BEIJING — Shandong Linglong Tire Co. Ltd. has signed an investment framework agreement with the Serbian government covering the Serbian tire plant project announced in August, but the parties did not disclose details.
The agreement as signed by Linglong Chairman Wang Feng and Siniša Mali, Serbia's finance minister. Serbian President Aleksandar Vucic also attended the signing and, according to Linglong, said he would "fully support Linglong's Serbian project to complete construction and start operation as soon as possible."
The Chinese tire maker announced plans in August to build a $994 million car and light truck tire plant in Serbia's Zrenjanin Free Trade Zone in Serbia.
The construction of the Serbian manufacturing base will further develop the company's European markets, according to Linglong.

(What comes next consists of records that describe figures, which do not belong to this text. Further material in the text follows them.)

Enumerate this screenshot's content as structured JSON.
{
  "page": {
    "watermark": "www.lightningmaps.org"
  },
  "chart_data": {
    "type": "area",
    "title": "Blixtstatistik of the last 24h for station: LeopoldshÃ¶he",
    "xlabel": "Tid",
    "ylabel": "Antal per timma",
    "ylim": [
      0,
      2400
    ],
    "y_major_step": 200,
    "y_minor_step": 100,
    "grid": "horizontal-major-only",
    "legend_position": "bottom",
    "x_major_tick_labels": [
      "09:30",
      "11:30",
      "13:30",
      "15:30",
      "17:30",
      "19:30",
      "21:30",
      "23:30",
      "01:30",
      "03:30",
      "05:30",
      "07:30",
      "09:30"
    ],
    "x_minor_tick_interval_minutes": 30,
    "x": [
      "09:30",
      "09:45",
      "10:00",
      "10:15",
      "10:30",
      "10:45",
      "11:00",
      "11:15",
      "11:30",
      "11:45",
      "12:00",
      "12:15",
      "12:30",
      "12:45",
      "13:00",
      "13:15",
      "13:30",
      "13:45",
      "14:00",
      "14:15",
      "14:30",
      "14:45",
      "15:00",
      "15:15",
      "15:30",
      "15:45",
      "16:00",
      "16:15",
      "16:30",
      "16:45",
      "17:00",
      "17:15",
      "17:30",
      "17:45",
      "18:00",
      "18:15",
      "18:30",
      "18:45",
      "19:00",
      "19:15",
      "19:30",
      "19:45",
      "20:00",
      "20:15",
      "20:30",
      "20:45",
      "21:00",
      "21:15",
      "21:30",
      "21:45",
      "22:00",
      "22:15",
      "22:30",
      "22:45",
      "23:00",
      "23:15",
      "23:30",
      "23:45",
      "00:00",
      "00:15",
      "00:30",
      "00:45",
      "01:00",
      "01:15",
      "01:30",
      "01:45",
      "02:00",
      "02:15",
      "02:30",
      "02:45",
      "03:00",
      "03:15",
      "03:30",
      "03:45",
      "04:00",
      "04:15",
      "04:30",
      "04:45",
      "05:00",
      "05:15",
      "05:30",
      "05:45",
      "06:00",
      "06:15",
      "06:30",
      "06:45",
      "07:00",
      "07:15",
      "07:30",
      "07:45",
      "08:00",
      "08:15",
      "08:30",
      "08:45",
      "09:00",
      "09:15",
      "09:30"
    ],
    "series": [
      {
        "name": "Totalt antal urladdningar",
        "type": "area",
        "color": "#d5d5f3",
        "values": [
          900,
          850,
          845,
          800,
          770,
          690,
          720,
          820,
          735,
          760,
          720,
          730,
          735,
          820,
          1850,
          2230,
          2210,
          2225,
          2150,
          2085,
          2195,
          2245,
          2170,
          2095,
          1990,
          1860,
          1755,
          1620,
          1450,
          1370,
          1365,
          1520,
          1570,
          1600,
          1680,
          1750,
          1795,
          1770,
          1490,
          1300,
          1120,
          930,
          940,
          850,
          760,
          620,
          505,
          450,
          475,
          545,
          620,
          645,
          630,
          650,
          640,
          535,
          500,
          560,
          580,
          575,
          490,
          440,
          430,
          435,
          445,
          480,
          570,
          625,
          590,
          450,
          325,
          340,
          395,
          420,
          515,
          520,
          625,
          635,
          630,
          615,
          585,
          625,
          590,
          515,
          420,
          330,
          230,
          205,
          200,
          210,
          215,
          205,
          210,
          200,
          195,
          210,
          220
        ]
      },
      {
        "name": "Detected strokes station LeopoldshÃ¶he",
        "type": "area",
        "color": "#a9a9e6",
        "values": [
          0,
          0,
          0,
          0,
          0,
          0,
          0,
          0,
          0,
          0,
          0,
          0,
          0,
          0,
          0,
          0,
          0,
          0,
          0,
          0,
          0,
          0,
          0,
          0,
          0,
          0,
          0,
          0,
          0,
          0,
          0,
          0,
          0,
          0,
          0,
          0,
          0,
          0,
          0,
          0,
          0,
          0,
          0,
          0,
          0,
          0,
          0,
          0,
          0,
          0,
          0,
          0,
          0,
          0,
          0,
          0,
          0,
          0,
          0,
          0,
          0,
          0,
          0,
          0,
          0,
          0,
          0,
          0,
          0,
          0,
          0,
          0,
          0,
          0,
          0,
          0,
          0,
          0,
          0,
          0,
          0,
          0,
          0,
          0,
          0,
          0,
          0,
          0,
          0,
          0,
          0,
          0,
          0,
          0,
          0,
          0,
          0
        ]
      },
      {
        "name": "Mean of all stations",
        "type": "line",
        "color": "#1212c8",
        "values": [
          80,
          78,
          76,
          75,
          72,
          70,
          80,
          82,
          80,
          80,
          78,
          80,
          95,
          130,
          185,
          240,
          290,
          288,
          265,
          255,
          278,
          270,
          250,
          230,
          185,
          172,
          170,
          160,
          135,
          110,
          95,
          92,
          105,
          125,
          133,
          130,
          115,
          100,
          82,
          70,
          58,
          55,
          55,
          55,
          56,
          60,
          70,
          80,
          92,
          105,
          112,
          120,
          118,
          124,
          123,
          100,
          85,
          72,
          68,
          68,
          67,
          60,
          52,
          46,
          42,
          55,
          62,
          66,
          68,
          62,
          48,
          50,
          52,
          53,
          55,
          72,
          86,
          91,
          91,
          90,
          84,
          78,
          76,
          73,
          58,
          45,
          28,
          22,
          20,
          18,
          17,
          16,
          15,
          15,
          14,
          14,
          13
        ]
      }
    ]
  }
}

"Direct sales from Serbian factory to OEMs and retail distributors in and around Europe will serve customers faster and more effectively and reduce logistics costs," it added.
Linglong said the Serbian project also can promote the deeper cooperation between Linglong and some European auto makers, such as Volkswagen A.G. and VW's Audi brand.
Linglong expects to start construction work on the plant — the company's first European unit — next April.
The 6-year project will be completed in three phases, and at full capacity the factory will be rated at 13.6 million units a year: 12 million passenger car, 1.6 million truck/bus and 20,000 off-the-road tires.
Full completion of three phases is set for 2025.
Linglong is considered China's second largest tire maker and No. 17 globally with 2017 sales of $2.18 billion, according to Tire Business' latest Global Tire Report.